The specific gravity of the stainless steel spherical balls used in ball-bearings is $10.2$ . How many iron atoms are present in each ball of diameter 1 cm if the balls contain $84\%$ iron by mass? The atomic mass of iron is 56.
A.$4.12 \times {10^{21}}$
B.$4.82 \times {10^{22}}$
C.$3.82 \times {10^{22}}$
D.None of the above.

Answer 1

First of all we need to calculate the density of steel using the formula for specific gravity. Then using density and volume of the sphere we will get the value of mass.

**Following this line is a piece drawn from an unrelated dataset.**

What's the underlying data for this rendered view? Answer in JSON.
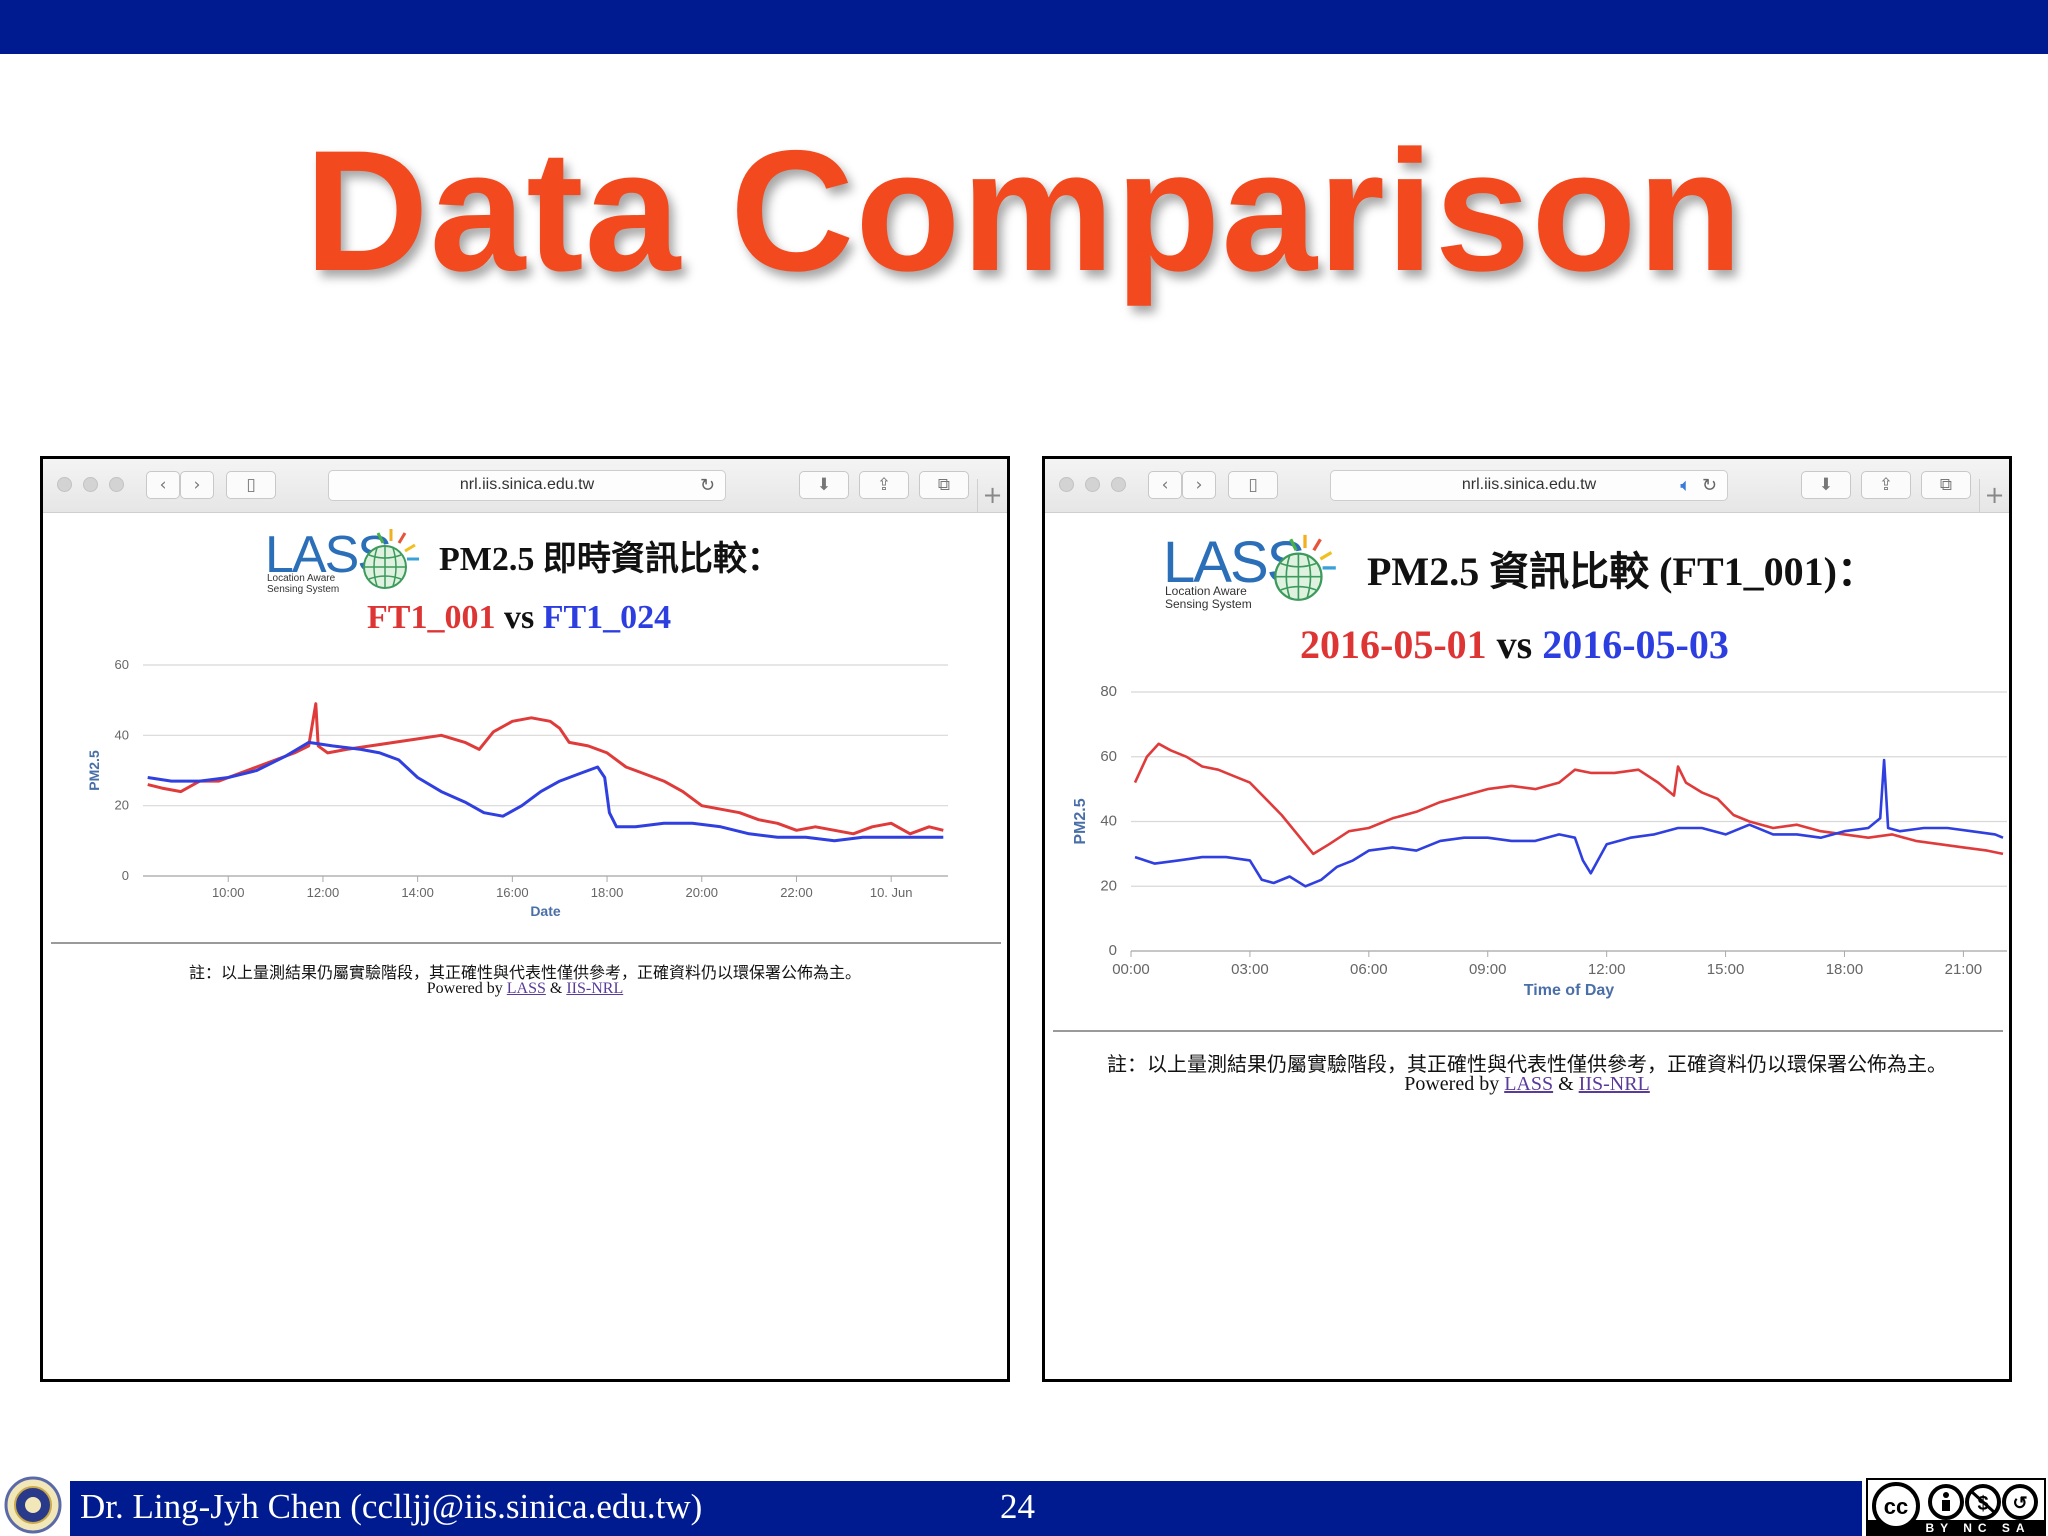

The mass of iron balls will be the same as the mass of steel balls.

Complete step by step answer:
We know that the density of water is $1{\text{ g}}/{\text{ml}}$ .
${\text{specific gravity}} = \dfrac{{{\text{Density of steel}}}}{{{\text{Density of water}}}}$
Substituting the known values we will get:
${\text{10}}{\text{.2}} = \dfrac{{{\text{Density of steel}}}}{{1{\text{ g}}/{\text{ml}}}}$
The density of steel will be $10.2{\text{ g}}/{\text{mL}}$
Now since this big iron steel ball has the diameter 1 cm that means radius will be half of the diameter that is $0.5{\text{ cm}}$ .
The volume of spherical steel ball will be:
$\dfrac{4}{3}{\text{\pi }}{{\text{r}}^3} = \dfrac{4}{3} \times 3.14 \times {\left( {0.5} \right)^3} = 0.52{\text{ c}}{{\text{m}}^3}$
The density and the volume of this steel ball is known to us, hence the mass of the stell ball will be:
${\text{Mass}} = 0.52 \times 10.2 = 5.34{\text{ g}}$
The number of moles of iron that can be accommodated in one steel ball can be calculated by dividing the mass of the ball to the molar mass of iron. The molar mass of iron is 56. Number of moles of iron will be:
${\text{No}}{\text{. of moles }} = \dfrac{{5.34}}{{56}} = 0.095$
The ball contains $84\%$ iron by mass and one mole contains $6.022 \times {10^{23}}$ atoms of iron. Hence the number of moles of iron present will be:
$\dfrac{{84}}{{100}} \times 0.095 \times 6.022 \times {10^{23}} = 4.82 \times {10^{22}}$

Hence, option B is correct.

Note:
The specific gravity is defined as the ratio of density of the substance to the ration of the density of water. It is also known as the relative density as it is not absolute. It is calculated with respect to the density of water.